The Dutch Reformed clergy were sounding the alarm back in Holland that religious competitors were flooding their market. One report gives us their view on “The State of Religion” in New Amsterdam. Johannes Megapolensis and Samuel Drissius, who identified themselves as clergy of the Reformed Church in “Amsterdam, in New Netherlands,” sent the report, dated August 5, 1657, to their ecclesiastical superiors (called the Amsterdam classis).

They noted the dilemma of the Presbyterian teacher “who conformed to our Church” faced in Flushing. The people avoided every opportunity to hear him preach and refused to pay his expenses. Instead, they had fallen into “divers opinion.” The situation was ripe for religious disaster in their view.

Then, a “fomenter of evil” showed up, a “cobbler” who claimed his ordination was directly from Christ. This man, evidently Wickenden, preached and took “people to the river and dipped them.”

The two informants linked the Flushing imbroglio to religious malcontents found in Newtown (today’s Elmhurst), and Hempstead, Long Island. The most difficult continuous religious challenge came from a woman, Lady Deborah Moody, in Gravesend, Brooklyn.

The Lady Deborah Moody and her husband Sir Henry Moody, Bar. of Garsden of Wiltshire, England, were Nonconformists, Protestants who favored democracy, freedom of conscience, and congregational churches. After her husband’s death, and to secure greater religious and political freedom, she emigrated to Salem, Massachusetts, and then to Gravesend in the New Netherlands. She along with Ensign George Baxter and Sergeant James Hubbard were given a “patent” (grant of control) of land in Gravesend. she became a favorite of the Governor Generals of the colony and was considered a wise advisor.

The Governor General issued her, and her family. and some associates on December 19, 1645 a unique patent on the land of Gravesend, giving her religious freedom. It was the only patent given to a woman. (Evidently, a previous patent was given around 1643 but was lost.)

The patent guaranteed she and her companions “to have and injoye the free libertie of conscience according to the costome and manner of Holland, without molestation or disturbance from any Madgistrate or Madgistrates or any other Ecclesiasticall Minister that may p’tend jurisdiction over them, with libertie likewise for them, the sd pattentees, theyr associates heyres &c to erect a bodye pollitique and civill combination amongst themselves, as free men of this Province & of the Towne of Gravesend…”

So, the religious authorities found it difficult to move against the woman.

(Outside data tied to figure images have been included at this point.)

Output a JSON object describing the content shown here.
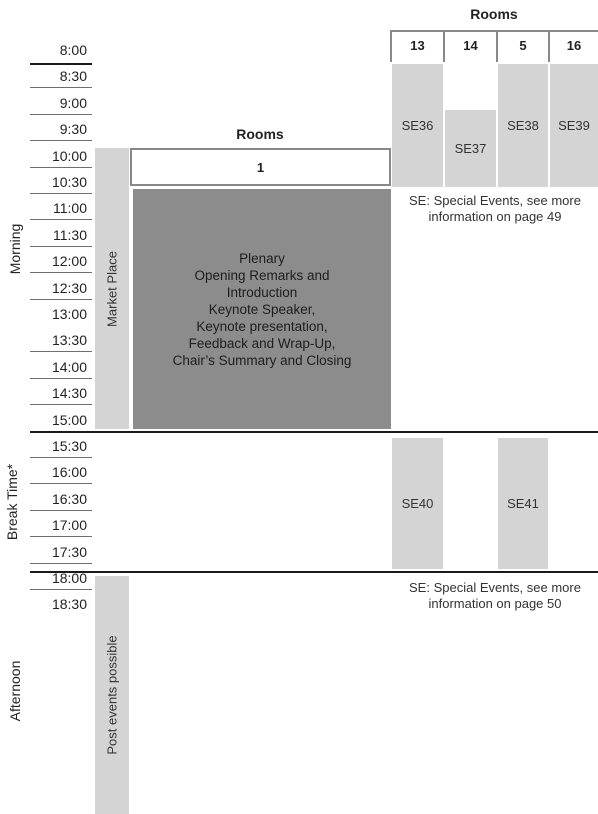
{
  "rooms_header_top": "Rooms",
  "rooms_header_mid": "Rooms",
  "top_rooms": [
    "13",
    "14",
    "5",
    "16"
  ],
  "room_1": "1",
  "times": [
    "8:00",
    "8:30",
    "9:00",
    "9:30",
    "10:00",
    "10:30",
    "11:00",
    "11:30",
    "12:00",
    "12:30",
    "13:00",
    "13:30",
    "14:00",
    "14:30",
    "15:00",
    "15:30",
    "16:00",
    "16:30",
    "17:00",
    "17:30",
    "18:00",
    "18:30"
  ],
  "periods": {
    "morning": "Morning",
    "break": "Break Time*",
    "afternoon": "Afternoon"
  },
  "market_place": "Market Place",
  "post_events": "Post events possible",
  "plenary": {
    "lines": [
      "Plenary",
      "Opening Remarks and",
      "Introduction",
      "Keynote Speaker,",
      "Keynote presentation,",
      "Feedback and Wrap-Up,",
      "Chair’s Summary and Closing"
    ]
  },
  "special_events_morning": [
    "SE36",
    "SE37",
    "SE38",
    "SE39"
  ],
  "special_events_break": [
    "SE40",
    "SE41"
  ],
  "note_morning": {
    "line1": "SE: Special Events, see more",
    "line2": "information on page 49"
  },
  "note_afternoon": {
    "line1": "SE: Special Events, see more",
    "line2": "information on page 50"
  },
  "colors": {
    "light_block": "#d4d4d4",
    "dark_block": "#8c8c8c",
    "rule": "#1a1a1a"
  }
}
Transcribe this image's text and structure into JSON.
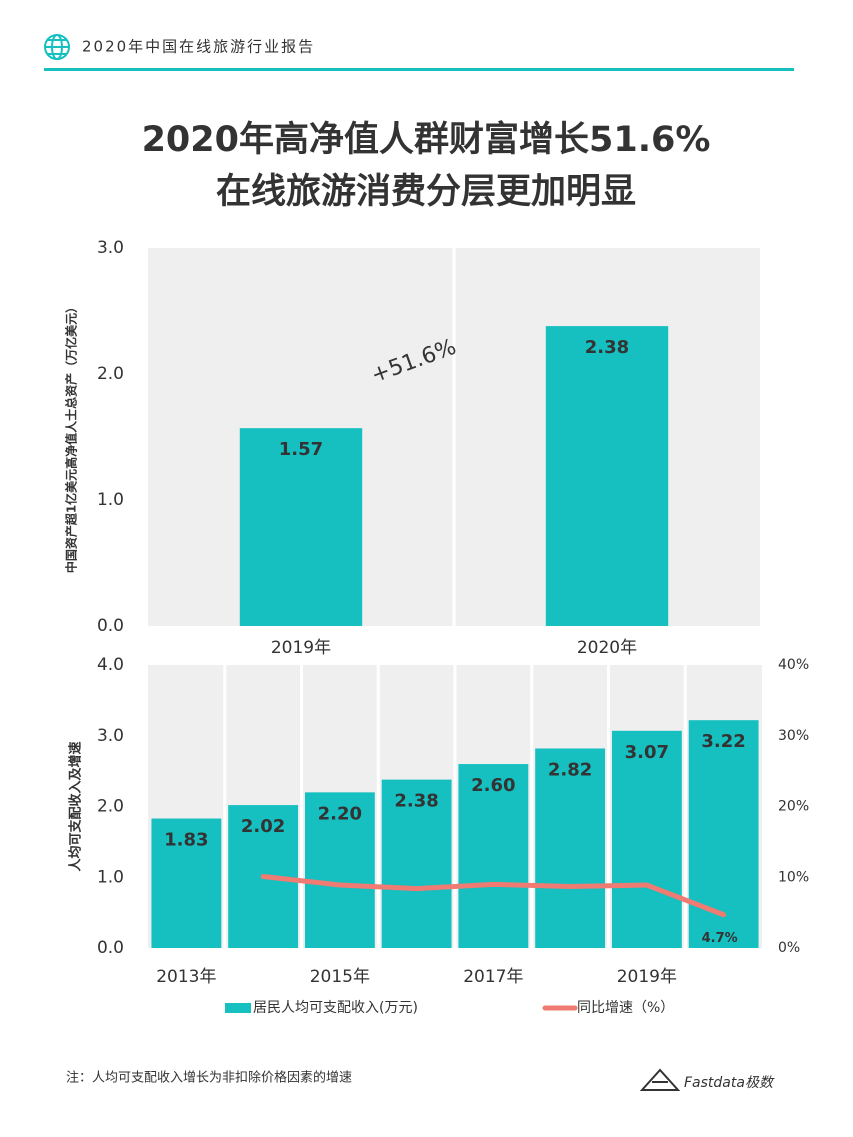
{
  "header": "2020年中国在线旅游行业报告",
  "title": [
    "2020年高净值人群财富增长51.6%",
    "在线旅游消费分层更加明显"
  ],
  "chart_data": [
    {
      "type": "bar",
      "ylabel": "中国资产超1亿美元高净值人士总资产（万亿美元）",
      "categories": [
        "2019年",
        "2020年"
      ],
      "values": [
        1.57,
        2.38
      ],
      "color": "#16bfc0",
      "ylim": [
        0,
        3
      ],
      "yticks": [
        {
          "value": 0,
          "label": "0.0"
        },
        {
          "value": 1,
          "label": "1.0"
        },
        {
          "value": 2,
          "label": "2.0"
        },
        {
          "value": 3,
          "label": "3.0"
        }
      ],
      "annotation": "+51.6%"
    },
    {
      "type": "bar-line",
      "ylabel": "人均可支配收入及增速",
      "categories": [
        "2013年",
        null,
        "2015年",
        null,
        "2017年",
        null,
        "2019年",
        null
      ],
      "series": [
        {
          "name": "居民人均可支配收入(万元)",
          "color": "#16bfc0",
          "values": [
            1.83,
            2.02,
            2.2,
            2.38,
            2.6,
            2.82,
            3.07,
            3.22
          ],
          "value_labels": [
            "1.83",
            "2.02",
            "2.20",
            "2.38",
            "2.60",
            "2.82",
            "3.07",
            "3.22"
          ]
        },
        {
          "name": "同比增速（%）",
          "color": "#ef7b72",
          "axis": "y2",
          "values": [
            null,
            10.1,
            8.9,
            8.4,
            9.0,
            8.7,
            8.9,
            4.7
          ],
          "value_labels": [
            null,
            null,
            null,
            null,
            null,
            null,
            null,
            "4.7%"
          ]
        }
      ],
      "ylim": [
        0,
        4
      ],
      "yticks": [
        {
          "value": 0,
          "label": "0.0"
        },
        {
          "value": 1,
          "label": "1.0"
        },
        {
          "value": 2,
          "label": "2.0"
        },
        {
          "value": 3,
          "label": "3.0"
        },
        {
          "value": 4,
          "label": "4.0"
        }
      ],
      "y2lim": [
        0,
        40
      ],
      "y2ticks": [
        {
          "value": 0,
          "label": "0%"
        },
        {
          "value": 10,
          "label": "10%"
        },
        {
          "value": 20,
          "label": "20%"
        },
        {
          "value": 30,
          "label": "30%"
        },
        {
          "value": 40,
          "label": "40%"
        }
      ]
    }
  ],
  "note": "注：人均可支配收入增长为非扣除价格因素的增速",
  "brand": "Fastdata极数"
}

To their immense frustration, she was able to shield a growing body of religious malcontents, which the report called “Mennonites,” though the pastors’ specific complaints seem to be about Baptists and their type of baptism.

Megapolensis doesn’t seem to be a particularly intolerant man. He helped to rescue a Catholic priest from the Mohawks, who objected to his association with the rival Hurons. He was a missionary himself to the Indians, fluent in the Mohawk language, and his letters were published in 1645 A Short Account of the Mohawk Indians, their Country, Language, Figure, Costume, Religion, and Government. Interestingly, the West India Company blamed the pastor, his son (also a pastor), and others for making a backdoor deal for the English takeover of the New Netherland colony. It was claimed that Megapolensis sent his daughter to the English in Long Island to obtain the outline of a deal.